De Julio César se cuenta una historia menos conocida que otras y que relata la vez en que, desembarcando antes de una campaña, tropezó y cayó al suelo, pero que, interpretando el presagio de forma positiva, se levantó de buen ánimo y dijo: "África, ahora te poseo". Es el equivalente histórico más preciso que he encontrado a aquella vez en que un amigo decidió que una bofetada sólo podía significar que la abofeteadora le deseaba, lo que, por otro lado, explica perfectamente que al cabo de unos años se convirtiese en la madre de sus hijos. A modo inverso, algo de eso puede aclarar también mi incomprensible propensión a fallar los goles más inverosímiles en las pachangas de los sábados. Algunos no podemos ni empujar un balón delante de una portería vacía sin detenernos antes a pensar qué artimaña rastrera debe estar utilizando contra nosotros el portero.
Al final van a tener razón los que dicen que la suerte es de quien la inventa. Que la fortuna es una cuestión de perspectiva lo demuestra el hecho de que en el Bernabéu existan semifinales de Champions remontables en el minuto 90 y Ligas tiradas a la basura después de un empate en la jornada tres. Pero es que la fortuna, más allá de cualquier cosa, depende sobre todo de cómo la observe quien decide observarla. Uno puede ser ministro de Transportes, por ejemplo, mirar el funcionamiento cada vez más lamentable de los trenes en España y achacarlo a quienes los gestionaban hace más de siete años. Lo que es lo mismo, me supongo, que acudir al Senado de Roma y explicar las causas de la última derrota en que antes incluso de bajar del barco uno ya se había dejado los piños contra el suelo.
Hablamos de una cosa demasiado misteriosa. Justo antes de cruzar el río Rubicón para jugarse su destino a una carta, dicen que Julio César miró hacia adelante y dijo: "La suerte está echada". Sin embargo la frase tiene un sentido ambiguo, pues lo que había hecho hasta entonces y lo que siguió haciendo en adelante fue interpretar él mismo su propia suerte como mejor le convenía. En otra ocasión, relatan que corrigió los nefastos vaticinios de un arúspice que había interpretado catastróficamente el hecho de que uno de los animales sacrificados no tuviese corazón.
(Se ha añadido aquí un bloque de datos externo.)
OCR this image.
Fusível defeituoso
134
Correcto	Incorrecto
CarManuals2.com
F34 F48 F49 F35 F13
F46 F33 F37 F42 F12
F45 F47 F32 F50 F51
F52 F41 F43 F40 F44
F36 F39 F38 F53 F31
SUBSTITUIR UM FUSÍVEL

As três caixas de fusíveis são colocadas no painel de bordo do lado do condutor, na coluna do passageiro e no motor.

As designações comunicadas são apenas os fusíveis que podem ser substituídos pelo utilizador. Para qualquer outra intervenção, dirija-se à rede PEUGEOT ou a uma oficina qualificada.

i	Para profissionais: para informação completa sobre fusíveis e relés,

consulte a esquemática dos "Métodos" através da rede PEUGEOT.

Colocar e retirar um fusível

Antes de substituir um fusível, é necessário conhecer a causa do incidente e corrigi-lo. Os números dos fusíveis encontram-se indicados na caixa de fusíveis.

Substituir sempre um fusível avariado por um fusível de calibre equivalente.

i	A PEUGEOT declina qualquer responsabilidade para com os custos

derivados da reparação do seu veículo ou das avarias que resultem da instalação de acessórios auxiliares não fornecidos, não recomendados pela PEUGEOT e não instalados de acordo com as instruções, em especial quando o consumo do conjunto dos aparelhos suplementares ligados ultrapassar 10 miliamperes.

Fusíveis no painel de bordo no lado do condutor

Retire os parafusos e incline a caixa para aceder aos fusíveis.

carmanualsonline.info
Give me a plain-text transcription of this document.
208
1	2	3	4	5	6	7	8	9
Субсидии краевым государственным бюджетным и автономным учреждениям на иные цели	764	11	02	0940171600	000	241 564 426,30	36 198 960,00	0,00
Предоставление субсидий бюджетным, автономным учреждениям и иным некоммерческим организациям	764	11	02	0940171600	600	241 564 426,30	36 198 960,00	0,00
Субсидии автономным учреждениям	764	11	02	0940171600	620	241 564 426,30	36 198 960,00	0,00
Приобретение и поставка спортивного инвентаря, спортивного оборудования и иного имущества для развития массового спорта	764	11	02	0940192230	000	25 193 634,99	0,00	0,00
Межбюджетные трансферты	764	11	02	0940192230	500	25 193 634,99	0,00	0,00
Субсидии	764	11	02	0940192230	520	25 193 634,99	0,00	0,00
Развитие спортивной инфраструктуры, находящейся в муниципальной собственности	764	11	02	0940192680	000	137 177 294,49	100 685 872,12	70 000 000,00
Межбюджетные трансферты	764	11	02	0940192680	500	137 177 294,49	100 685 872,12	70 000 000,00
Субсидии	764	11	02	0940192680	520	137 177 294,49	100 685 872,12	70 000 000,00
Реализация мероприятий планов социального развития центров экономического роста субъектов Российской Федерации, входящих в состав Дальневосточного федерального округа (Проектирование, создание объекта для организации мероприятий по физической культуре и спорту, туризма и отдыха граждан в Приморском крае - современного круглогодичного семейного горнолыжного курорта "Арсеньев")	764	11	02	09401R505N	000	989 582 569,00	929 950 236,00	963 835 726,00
A partir de ahora, dicen que dijo, este acontecimiento será interpretado siempre como una señal de buena fortuna. Y punto en boca. Es difícil, por tanto, no elucubrar sobre su final. Cuenta Suetonio que en los días anteriores a su asesinato se sucedieron incontables augurios turbulentos. Todos los caballos que había liberado al iniciarse la guerra civil que le encumbró, por ejemplo, se negaban a comer y lloraban desconsoladamente; la víspera de los idus de marzo, distintos tipos de aves persiguieron a un pájaro reyezuelo que portaba en el pico una ramita de laurel y lo despedazaron en la Curia de Pompeyo; su esposa, esa noche, soñó que el techo se le desplomaba encima y que César moría apuñalado en sus brazos; él mismo creyó verse estrechando la mano de Júpiter entre las sábanas; y tanta zozobra le entró que dudó si acudir al día siguiente al Senado. Bien. Yo he llegado a pensar que si el complot que acabó con su vida tuvo éxito fue precisamente por eso. Porque, en última instancia, él mismo interpretó su suerte. Quién sabe lo que hubiese pasado si, en lugar de dejarse llevar por malos pensamientos, hubiese despertado esa mañana creyendo que descubriría América.